The Trade-Offs and the Banker Angle
Separate accounts are not free of drawbacks. They demand enough scale to justify a dedicated team, so they are available only to large investors; a single mandate is less diversified than a position across several funds; and they require the investor to have the sophistication to negotiate and oversee the relationship. For these reasons the commingled fund remains the right structure for most investors, and the closed-end and open-end funds still hold the bulk of institutional capital.
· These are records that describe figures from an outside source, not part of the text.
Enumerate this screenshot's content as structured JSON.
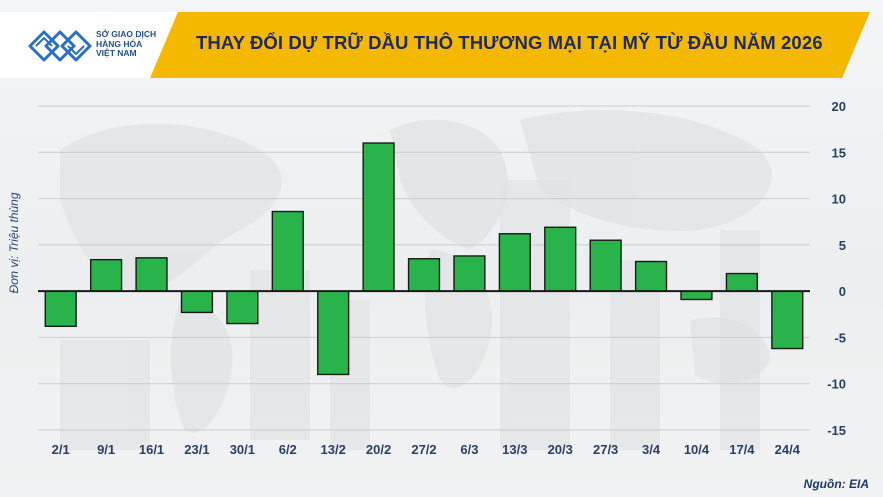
{
  "header": {
    "logo_lines": [
      "SỞ GIAO DỊCH",
      "HÀNG HÓA",
      "VIỆT NAM"
    ],
    "accent_color": "#f5b800",
    "logo_color": "#2a6fc0"
  },
  "footer": {
    "source": "Nguồn: EIA"
  },
  "chart_data": {
    "type": "bar",
    "title": "THAY ĐỔI DỰ TRỮ DẦU THÔ THƯƠNG MẠI TẠI MỸ TỪ ĐẦU NĂM 2026",
    "ylabel": "Đơn vị: Triệu thùng",
    "xlabel": "",
    "categories": [
      "2/1",
      "9/1",
      "16/1",
      "23/1",
      "30/1",
      "6/2",
      "13/2",
      "20/2",
      "27/2",
      "6/3",
      "13/3",
      "20/3",
      "27/3",
      "3/4",
      "10/4",
      "17/4",
      "24/4"
    ],
    "values": [
      -3.8,
      3.4,
      3.6,
      -2.3,
      -3.5,
      8.6,
      -9.0,
      16.0,
      3.5,
      3.8,
      6.2,
      6.9,
      5.5,
      3.2,
      -0.9,
      1.9,
      -6.2
    ],
    "ylim": [
      -15,
      20
    ],
    "yticks": [
      20,
      15,
      10,
      5,
      0,
      -5,
      -10,
      -15
    ],
    "y_axis_position": "right",
    "grid": true,
    "bar_color": "#28b44a"
  }
}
The rise of the separate account reinforces the sell-side reality of the business. The investors funding these mandates are the same large institutions that buy directly and rarely hire buy-side advisors, so the separate account is one more reason the deepest pools of capital are reached by marketing assets to them, not by representing them. Understanding the structure is essential to understanding how the largest investors actually deploy, and increasingly the answer is through a mandate they control rather than a fund they merely join.